Patient-derived xenografts of triple-negative breast cancer reproduce molecular features of patient tumors and respond to mTOR inhibition
- Equal contributors
1 Division of Surgical Oncology, Stanford University School of Medicine, Stanford, CA 94305, USA
2 Division of Oncology, Huntsman Cancer Institute, University of Utah, Salt Lake City UT 84112, USA
3 Stanford Genome Technology Center, Stanford University School of Medicine, Palo Alto, CA 94304, USA
4 Cell Biophysics Laboratory, London Research Institute, Cancer Research UK, London, UK
5 College of Life Science and Chemistry, Wuhan Donghu University, Wuhan, Hubei, China
6 Department of Health Research and Policy (Biostatistics), Stanford University School of Medicine, Stanford, CA 94305, USA
7 Department of Medical Sciences, School of Veterinary Medicine, University of Wisconsin-Madison, Madison, WI 53706, USA
8 Department of Pathology, Stanford University School of Medicine, Stanford, CA 94305, USA
9 Life Technologies Corporation, Department of Medical Sciences, Foster City, CA 94404, USA
10 Department of Microbiology and Immunology, Stanford University School of Medicine, Stanford, CA 94305, USA
11 Division of Medical Oncology, Stanford University School of Medicine, Stanford, CA 94305, USA
12 California Pacific Medical Center Research Institute, San Francisco, CA 94107, USA
13 Sanford-Burnham Medical Research Institute, La Jolla, CA 92037, USA
14 Department of Pharmacology and Toxicology, University of Utah, Salt Lake City, UT 84112, USA
Breast Cancer Research 2014, 16:R36 doi:10.1186/bcr3640Published: 7 April 2014
Triple-negative breast cancer (TNBC) is aggressive and lacks targeted therapies. Phosphatidylinositide 3-kinase (PI3K)/mammalian target of rapamycin (mTOR) pathways are frequently activated in TNBC patient tumors at the genome, gene expression and protein levels, and mTOR inhibitors have been shown to inhibit growth in TNBC cell lines. We describe a panel of patient-derived xenografts representing multiple TNBC subtypes and use them to test preclinical drug efficacy of two mTOR inhibitors, sirolimus (rapamycin) and temsirolimus (CCI-779).
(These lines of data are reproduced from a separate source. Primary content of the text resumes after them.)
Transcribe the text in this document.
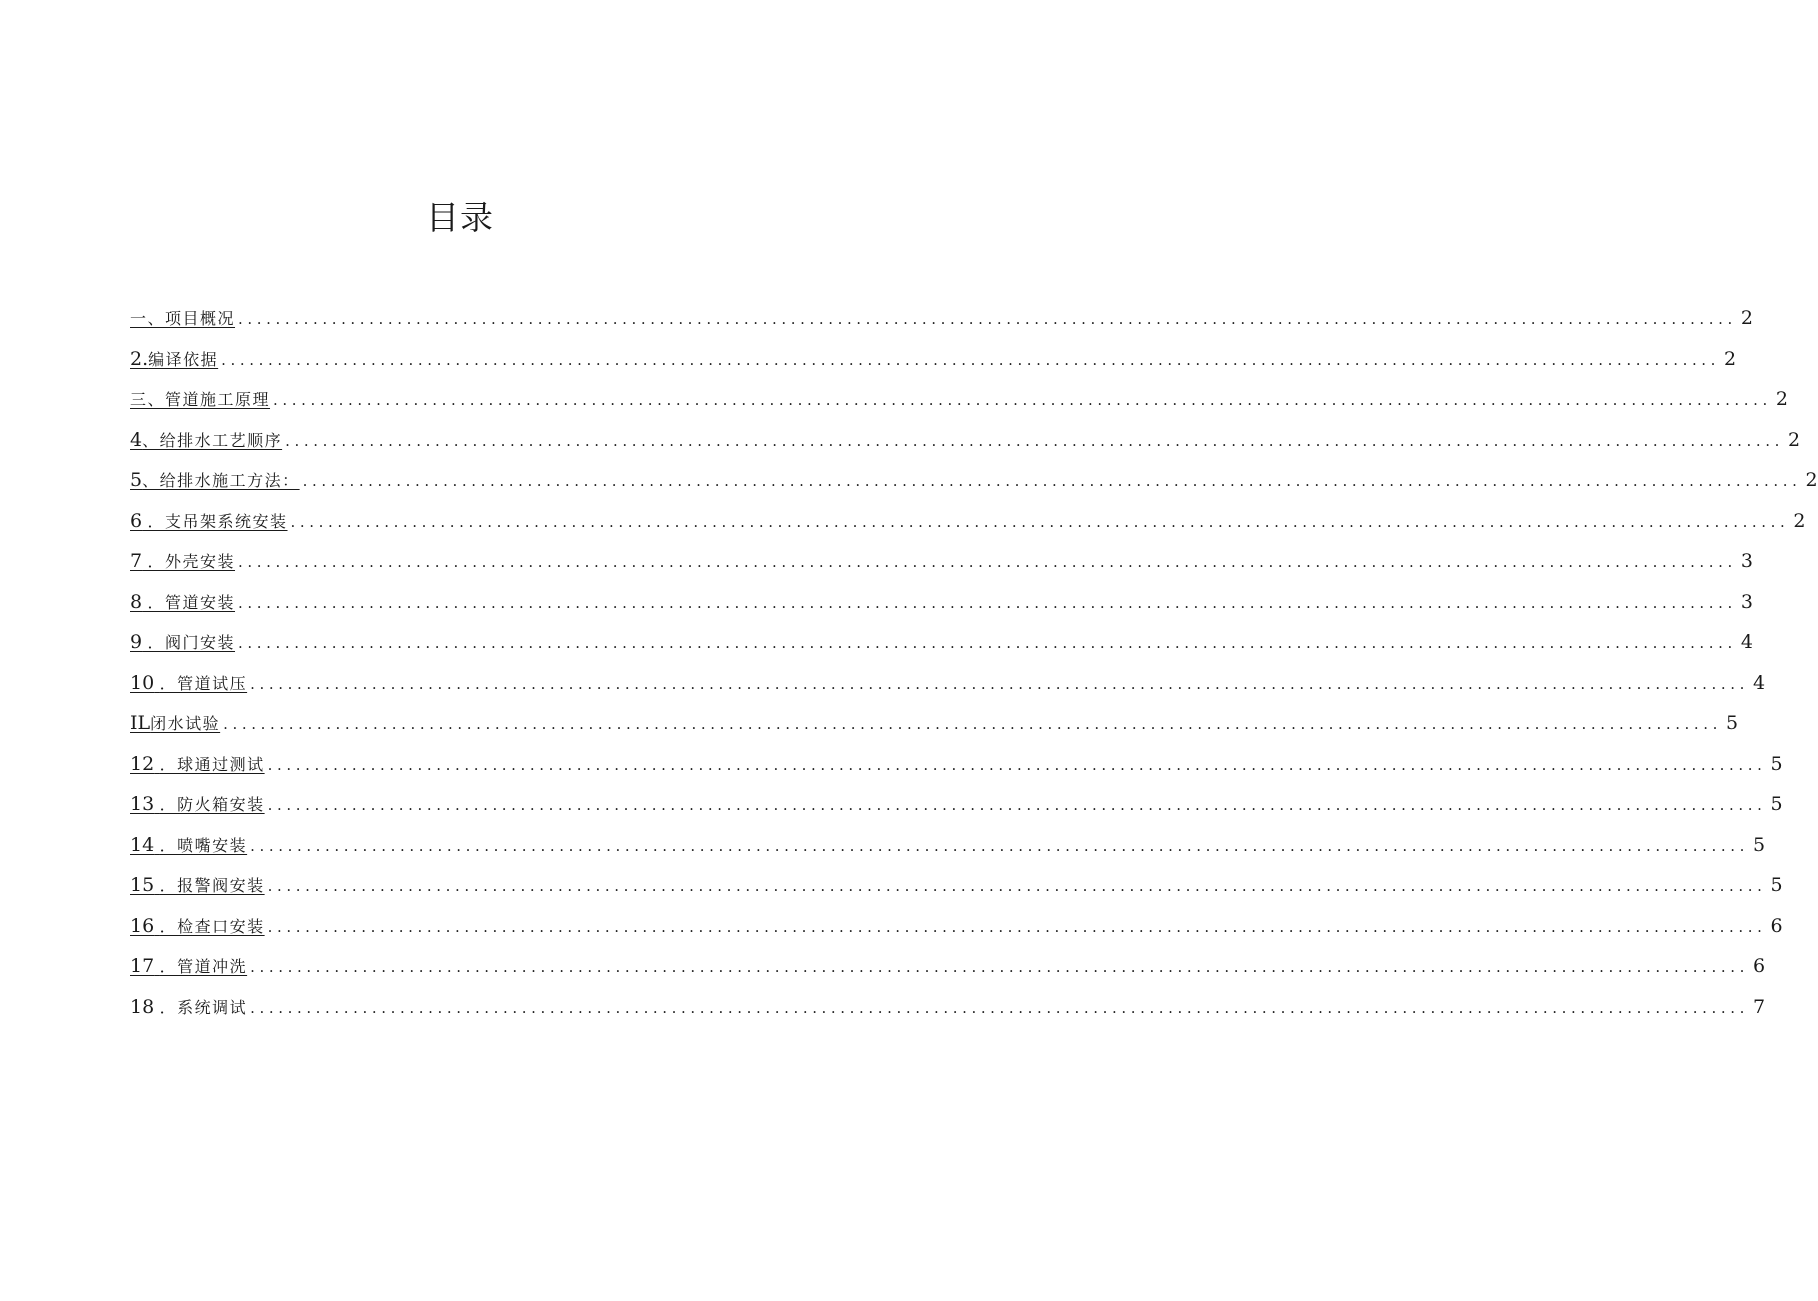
目录
一、项目概况 ................................................................................................................................................................ 2
2.编译依据 ................................................................................................................................................................ 2
三、管道施工原理 ................................................................................................................................................................ 2
4、给排水工艺顺序 ................................................................................................................................................................ 2
5、给排水施工方法： ................................................................................................................................................................ 2
6 ．支吊架系统安装 ................................................................................................................................................................ 2
7 ．外壳安装 ................................................................................................................................................................ 3
8 ．管道安装 ................................................................................................................................................................ 3
9 ．阀门安装 ................................................................................................................................................................ 4
10 ．管道试压 ................................................................................................................................................................ 4
IL闭水试验 ................................................................................................................................................................ 5
12 ．球通过测试 ................................................................................................................................................................ 5
13 ．防火箱安装 ................................................................................................................................................................ 5
14 ．喷嘴安装 ................................................................................................................................................................ 5
15 ．报警阀安装 ................................................................................................................................................................ 5
16 ．检查口安装 ................................................................................................................................................................ 6
17 ．管道冲洗 ................................................................................................................................................................ 6
18 ．系统调试 ................................................................................................................................................................ 7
We generated a panel of seven patient-derived orthotopic xenografts from six primary TNBC tumors and one metastasis. Patient tumors and corresponding xenografts were compared by histology, immunohistochemistry, array comparative genomic hybridization (aCGH) and phosphatidylinositol-4,5-bisphosphate 3-kinase, catalytic subunit alpha (PIK3CA) sequencing; TNBC subtypes were determined. Using a previously published logistic regression approach, we generated a rapamycin response signature from Connectivity Map gene expression data and used it to predict rapamycin sensitivity in 1,401 human breast cancers of different intrinsic subtypes, prompting in vivo testing of mTOR inhibitors and doxorubicin in our TNBC xenografts.
Patient-derived xenografts recapitulated histology, biomarker expression and global genomic features of patient tumors. Two primary tumors had PIK3CA coding mutations, and five of six primary tumors showed flanking intron single nucleotide polymorphisms (SNPs) with conservation of sequence variations between primary tumors and xenografts, even on subsequent xenograft passages. Gene expression profiling showed that our models represent at least four of six TNBC subtypes. The rapamycin response signature predicted sensitivity for 94% of basal-like breast cancers in a large dataset. Drug testing of mTOR inhibitors in our xenografts showed 77 to 99% growth inhibition, significantly more than doxorubicin; protein phosphorylation studies indicated constitutive activation of the mTOR pathway that decreased with treatment. However, no tumor was completely eradicated.
A panel of patient-derived xenograft models covering a spectrum of TNBC subtypes was generated that histologically and genomically matched original patient tumors. Consistent with in silico predictions, mTOR inhibitor testing in our TNBC xenografts showed significant tumor growth inhibition in all, suggesting that mTOR inhibitors can be effective in TNBC, but will require use with additional therapies, warranting investigation of optimal drug combinations.